The major differential diagnosis for PACNS include systemic vasculitis, sarcoidosis, temporal arteritis (GCA), Takayasu's disease, lymphomatoid granulomatosis and other infectious angiitis including herpetic angiitis.[21] It is readily distinguished from systemic necrotising vasculitis like polyarteritis nodosa, where necrotising lesions involve medium sized and small arteries with frequent distal spread into arteriole, but veins and capillaries are usually spared.[31] Neurosarcoidosis can be excluded in the absence of evidence of systemic disease and in the presence of necrotizing vasculitis separate from granulomatous lesions and absence of parenchymas granulomas as seen in the present cases.[32] The herpetic angiitis, either granulomatous or nongranulomatous, occurring as part of the syndrome of ophthalmic zoster and contralateral hemiplegia or as generalised CNS involvement in the immunosuppressed, is proposed to be by direct viral invasion of blood vessels.[33],[34] The significance of antimycobacterial antibody and immune complexes and the rising titres of Herpes zoster lgG antibody in CSF in case 3 is not clear.

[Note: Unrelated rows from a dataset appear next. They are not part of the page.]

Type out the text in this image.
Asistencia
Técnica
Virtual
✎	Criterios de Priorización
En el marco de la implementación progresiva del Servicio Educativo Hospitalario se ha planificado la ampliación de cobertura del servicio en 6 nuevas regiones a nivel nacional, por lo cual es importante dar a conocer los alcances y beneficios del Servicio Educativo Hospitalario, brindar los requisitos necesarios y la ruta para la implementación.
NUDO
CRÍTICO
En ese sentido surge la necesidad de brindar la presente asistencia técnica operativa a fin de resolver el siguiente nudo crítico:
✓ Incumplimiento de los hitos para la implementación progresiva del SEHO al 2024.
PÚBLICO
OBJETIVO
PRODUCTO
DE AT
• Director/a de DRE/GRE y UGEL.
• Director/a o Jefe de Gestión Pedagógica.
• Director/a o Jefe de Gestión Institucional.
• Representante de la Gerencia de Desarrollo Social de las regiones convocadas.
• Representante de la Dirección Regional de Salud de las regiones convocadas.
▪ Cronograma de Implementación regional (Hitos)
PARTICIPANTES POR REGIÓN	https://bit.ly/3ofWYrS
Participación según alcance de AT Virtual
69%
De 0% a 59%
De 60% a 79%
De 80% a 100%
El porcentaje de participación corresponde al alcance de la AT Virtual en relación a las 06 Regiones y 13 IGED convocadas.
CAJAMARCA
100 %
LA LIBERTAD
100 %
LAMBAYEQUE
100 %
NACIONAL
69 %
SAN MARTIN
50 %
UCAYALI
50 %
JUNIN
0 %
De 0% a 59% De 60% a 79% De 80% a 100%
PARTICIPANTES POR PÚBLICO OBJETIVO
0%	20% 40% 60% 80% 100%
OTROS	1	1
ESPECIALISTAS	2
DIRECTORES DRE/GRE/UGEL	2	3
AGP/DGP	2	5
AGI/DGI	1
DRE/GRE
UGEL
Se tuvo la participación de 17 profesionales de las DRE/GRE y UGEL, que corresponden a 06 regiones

Some authors consider PACNS to be a variant of GCA.[35],[36] However, PACNS is generally considered distinct from intracranial involvement of GCA as anatomically the lesions of GCA involve larger arteries and veins and are not characterized by prominent granulomatous response.[13],[37] In the present cases diffuse vasculitis in leptomeninges and parenchyma with sparing of large arteries of circle of Willis and variable ischaemic changes and haemorrhages in brain parenchyma were seen, which is known to be characteristic of PACNS. The observed pathological changes correlated with the duration of neurological symptoms. Detailed studies of vessel immuno reactivity, as done for systemic vasculitis, including immunofluorescence studies for detection of antibodies or immune complexes have been non-contributory.[17] Pathomorphologic appearance suggests a disorder of cell-mediated immunity, probably secondary to a viral infection. lmmunosuppression and altered cellular immunity (CD4 T cell mediated)[38] may play a major role in the aetiology and evolution of PACNS. Absence of specific clinical features and appropriate investigative modalities, short of brain biopsy, have made the diagnosis of PACNS difficult till date.